To Victor I present the makings of a script that echoes Gurusammi’s fateful voyage. To Wayne, a child of the sea. To Pablo, the troubled strait that took its name from a genocidal European explorer.
For Victor I offer as opening scene three little boys set sail on the ocean – Aylan (3), Felipe (8) and let’s call the other one Hugo or Pablito.
Pablito, the landlubbing seafarer. We don’t know his age, but he wore a Spiderman t-shirt in the newspaper. We couldn’t see his face because he kept staring at the tears that reached the wet ground when he landed.

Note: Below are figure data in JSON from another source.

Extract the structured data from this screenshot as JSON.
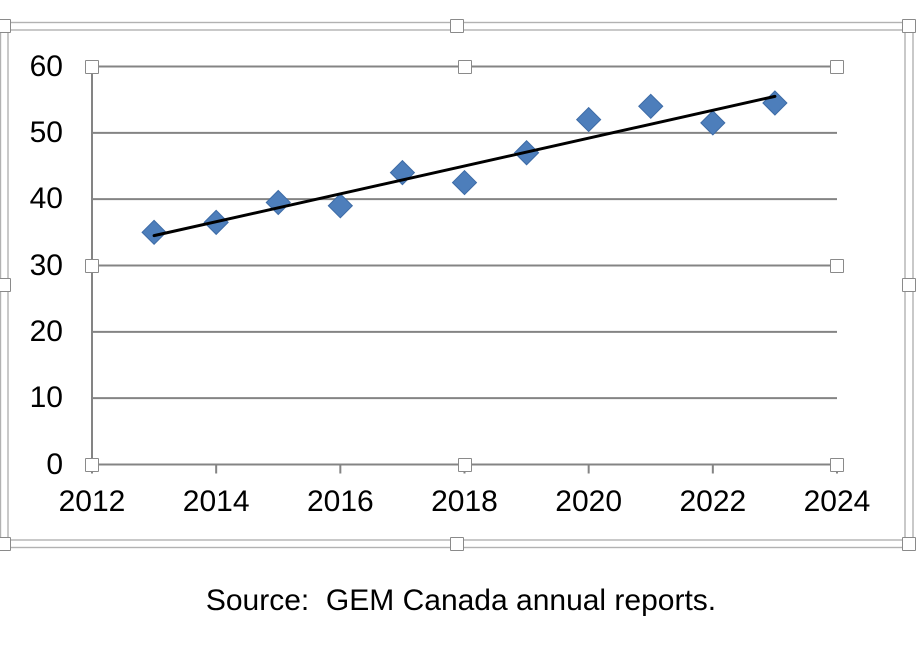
{
  "chart_data": {
    "type": "scatter",
    "title": "",
    "xlabel": "",
    "ylabel": "",
    "grid": true,
    "legend": false,
    "marker": "diamond",
    "marker_color": "#4d7ebb",
    "marker_edge_color": "#3d6ba6",
    "trendline_color": "#000000",
    "gridline_color": "#848484",
    "selection_frame_color": "#b2b2b2",
    "xlim": [
      2012,
      2024
    ],
    "ylim": [
      0,
      60
    ],
    "x_ticks": [
      {
        "value": 2012,
        "label": "2012"
      },
      {
        "value": 2014,
        "label": "2014"
      },
      {
        "value": 2016,
        "label": "2016"
      },
      {
        "value": 2018,
        "label": "2018"
      },
      {
        "value": 2020,
        "label": "2020"
      },
      {
        "value": 2022,
        "label": "2022"
      },
      {
        "value": 2024,
        "label": "2024"
      }
    ],
    "y_ticks": [
      {
        "value": 60,
        "label": "60"
      },
      {
        "value": 50,
        "label": "50"
      },
      {
        "value": 40,
        "label": "40"
      },
      {
        "value": 30,
        "label": "30"
      },
      {
        "value": 20,
        "label": "20"
      },
      {
        "value": 10,
        "label": "10"
      },
      {
        "value": 0,
        "label": "0"
      }
    ],
    "points": [
      {
        "year": 2013,
        "value": 35
      },
      {
        "year": 2014,
        "value": 36.5
      },
      {
        "year": 2015,
        "value": 39.5
      },
      {
        "year": 2016,
        "value": 39
      },
      {
        "year": 2017,
        "value": 44
      },
      {
        "year": 2018,
        "value": 42.5
      },
      {
        "year": 2019,
        "value": 47
      },
      {
        "year": 2020,
        "value": 52
      },
      {
        "year": 2021,
        "value": 54
      },
      {
        "year": 2022,
        "value": 51.5
      },
      {
        "year": 2023,
        "value": 54.5
      }
    ],
    "trendline": {
      "x_start": 2013,
      "y_start": 34.5,
      "x_end": 2023,
      "y_end": 55.5
    }
  },
  "selection": {
    "chart_selected": true,
    "plot_area_selected": true
  },
  "caption": {
    "text": "Source:  GEM Canada annual reports."
  }
}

Sternward, in the growing and increasingly dark distance, can be seen the ruinous flames of a collective death – Joshua’s fabled Hazor, to those who this season sing of Baby Jesus and claim to know why.

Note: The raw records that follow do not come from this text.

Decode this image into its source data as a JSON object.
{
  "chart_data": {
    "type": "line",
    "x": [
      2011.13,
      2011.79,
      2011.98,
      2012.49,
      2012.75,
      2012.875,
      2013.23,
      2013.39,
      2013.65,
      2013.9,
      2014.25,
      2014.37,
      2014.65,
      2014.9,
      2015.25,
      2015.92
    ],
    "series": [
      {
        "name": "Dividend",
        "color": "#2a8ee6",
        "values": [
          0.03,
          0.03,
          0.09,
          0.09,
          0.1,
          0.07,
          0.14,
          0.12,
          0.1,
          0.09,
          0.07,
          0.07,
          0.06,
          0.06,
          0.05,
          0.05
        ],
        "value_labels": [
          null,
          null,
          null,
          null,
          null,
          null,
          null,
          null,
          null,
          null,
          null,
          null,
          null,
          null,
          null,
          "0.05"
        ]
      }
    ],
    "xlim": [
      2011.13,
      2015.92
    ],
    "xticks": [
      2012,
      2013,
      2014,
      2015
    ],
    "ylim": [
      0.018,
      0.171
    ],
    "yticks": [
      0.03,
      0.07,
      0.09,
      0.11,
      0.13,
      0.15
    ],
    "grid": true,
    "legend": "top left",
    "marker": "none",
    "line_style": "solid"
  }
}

To the bow, the tentative promise of life. Aylan’s parents raised $5,860 for the trip. His mother wears a life vest later found to be “ineffective.” She dreams not of shopping malls and romantic rendezvous with strangers speaking strange languages but yearns for peace and safety.
Little Aylan wears a red t-shirt and dark blue shorts. New suede shoes for the journey to a new life. His mother sings him lullabies through the stormy night.

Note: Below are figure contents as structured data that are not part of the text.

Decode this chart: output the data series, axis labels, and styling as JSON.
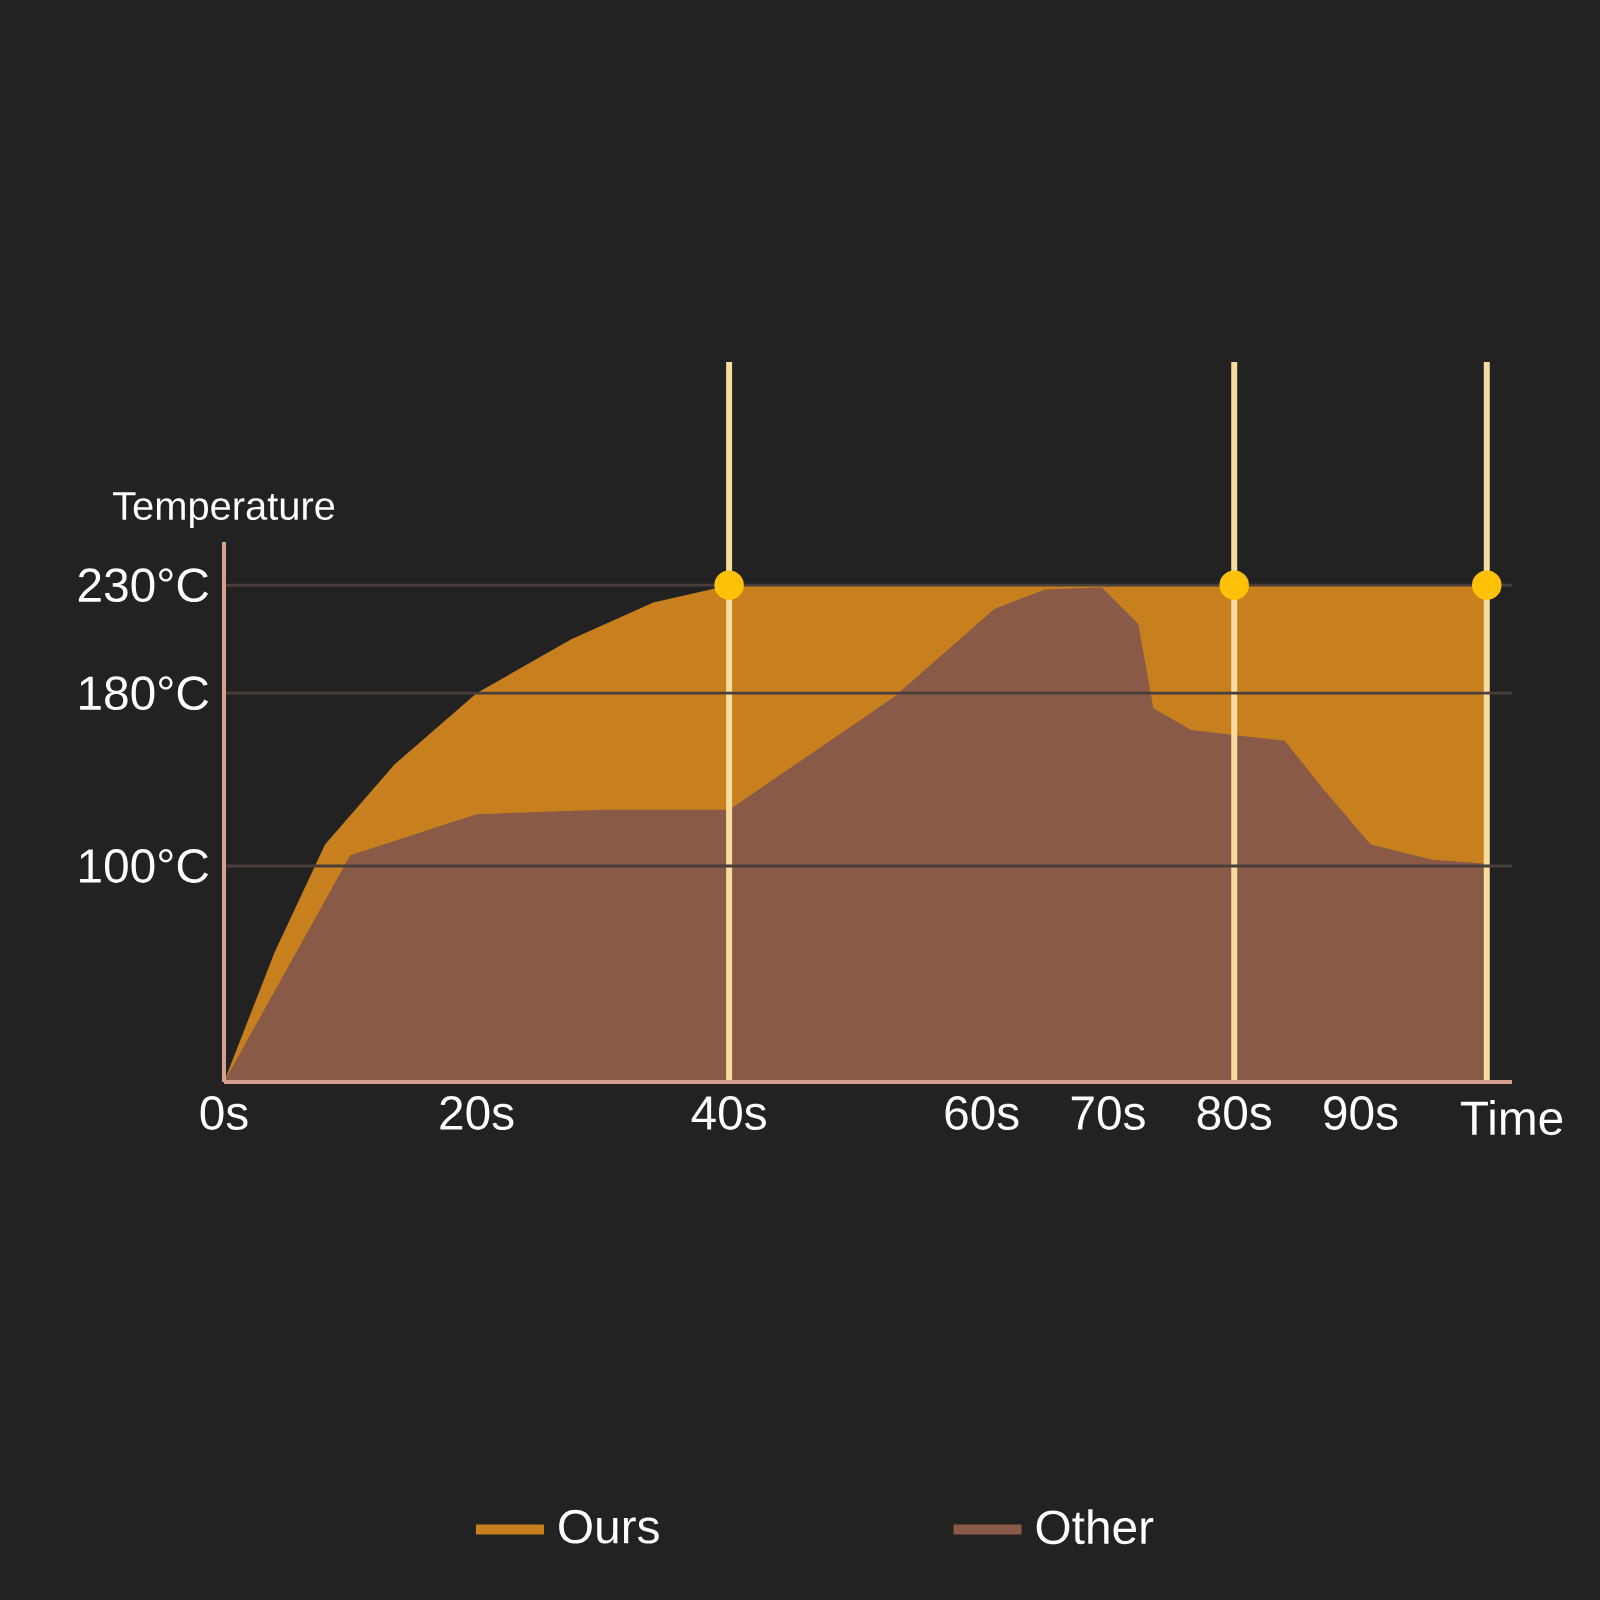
{
  "chart_data": {
    "type": "area",
    "xlabel": "Time",
    "ylabel": "Temperature",
    "xlim": [
      0,
      102
    ],
    "ylim": [
      0,
      250
    ],
    "xticks": [
      {
        "value": 0,
        "label": "0s"
      },
      {
        "value": 20,
        "label": "20s"
      },
      {
        "value": 40,
        "label": "40s"
      },
      {
        "value": 60,
        "label": "60s"
      },
      {
        "value": 70,
        "label": "70s"
      },
      {
        "value": 80,
        "label": "80s"
      },
      {
        "value": 90,
        "label": "90s"
      }
    ],
    "yticks": [
      {
        "value": 100,
        "label": "100°C"
      },
      {
        "value": 180,
        "label": "180°C"
      },
      {
        "value": 230,
        "label": "230°C"
      }
    ],
    "grid": "y",
    "legend": "bottom",
    "series": [
      {
        "name": "Ours",
        "color": "#c8801e",
        "x": [
          0,
          4,
          8,
          13.5,
          20,
          27.5,
          34,
          40,
          60,
          80,
          100
        ],
        "values": [
          0,
          60,
          110,
          147,
          180,
          205,
          222,
          230,
          230,
          230,
          230
        ]
      },
      {
        "name": "Other",
        "color": "#8a5a48",
        "x": [
          0,
          10,
          20,
          30,
          40,
          53,
          61,
          65,
          69.5,
          72.4,
          73.6,
          76.6,
          81,
          84,
          87,
          90.8,
          95.6,
          100
        ],
        "values": [
          0,
          105,
          124,
          126,
          126,
          178,
          219,
          228,
          229,
          212,
          173,
          163,
          160,
          158,
          136,
          110,
          103,
          101
        ]
      },
      {
        "type": "scatter",
        "color": "#ffc107",
        "x": [
          40,
          80,
          100
        ],
        "values": [
          230,
          230,
          230
        ]
      }
    ],
    "ref_lines": [
      {
        "axis": "x",
        "value": 40,
        "color": "#f5dca0"
      },
      {
        "axis": "x",
        "value": 80,
        "color": "#f5dca0"
      },
      {
        "axis": "x",
        "value": 100,
        "color": "#f5dca0"
      }
    ]
  }
}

Felipe has not stopped coughing since they left the soggy, wooded makeshift port. He has had the flu. He’d earlier been separated from his parents for “processing” and now he is running a high fever and shivers each time the rain comes down on the open vessel.
Then there’s Hugo. He’s hard to miss as the boat sways wildly in the wind and rain and Mr Spiderman casts imaginary webs to tame the wild ocean.
You put them all on an open pirogue under an angry sky, at which point all that went before and all that happens after pale into insignificance as counterbalances on perspective. Three little boys on a boat in the ocean.
You wonder if in freezing the moment and stripping it of context you reach the core, the raw elements of what adults describe as “rights.” At the very moment that the giant wave arrives there is little behind both horizons, since though there is a relativism attached to many rights, there is an absolutism that flows from all – the “fundamental” cast in law versus the universality and indivisibility of human rights.
The experts make the distinction far less clearly than the water colourist at her palette. Suddenly, “how dem reach there?” and “who put dem there?” become as irrelevant as the burning shore to the west and the three cloudy peaks to the east.
There is no “other take”. No “perspective” apart from the fact of three little boys on a boat on the ocean. Nicolás, in thick rubber boats had kicked the boat from its moorings and turned away while muttering insults at people who weren’t there.
On the other shore, faceless, leaderless “authorities”, regular folks, and friends of the sea shouting cusswords and waiting with steel-tips to kick the vessel back. No more room at the inn. No more space for any boarders. “Send dem back. Send dem back” – as elections slogan. As potent as the command to a firing-squad. As murderous as official confusion and cluelessness.
Anna Levi writes: “Pablito like an ornament in his birth blanket/Asleep with his angels/Fallen overboard/Tumbling with the tides/A moment of silence.”
Sometimes, you turn to poetry and music and art to explain and to help turn away from depravity. Sometimes, you think of three little boys on the ocean. And, suddenly, they are gone and there is nothing and no one else in the world.
Footnote: In memory of Aylan Kurdi of Syria and Felipe
Gómez Alonzo of Guatemala. Thinking of “Pablito” of Venezuela.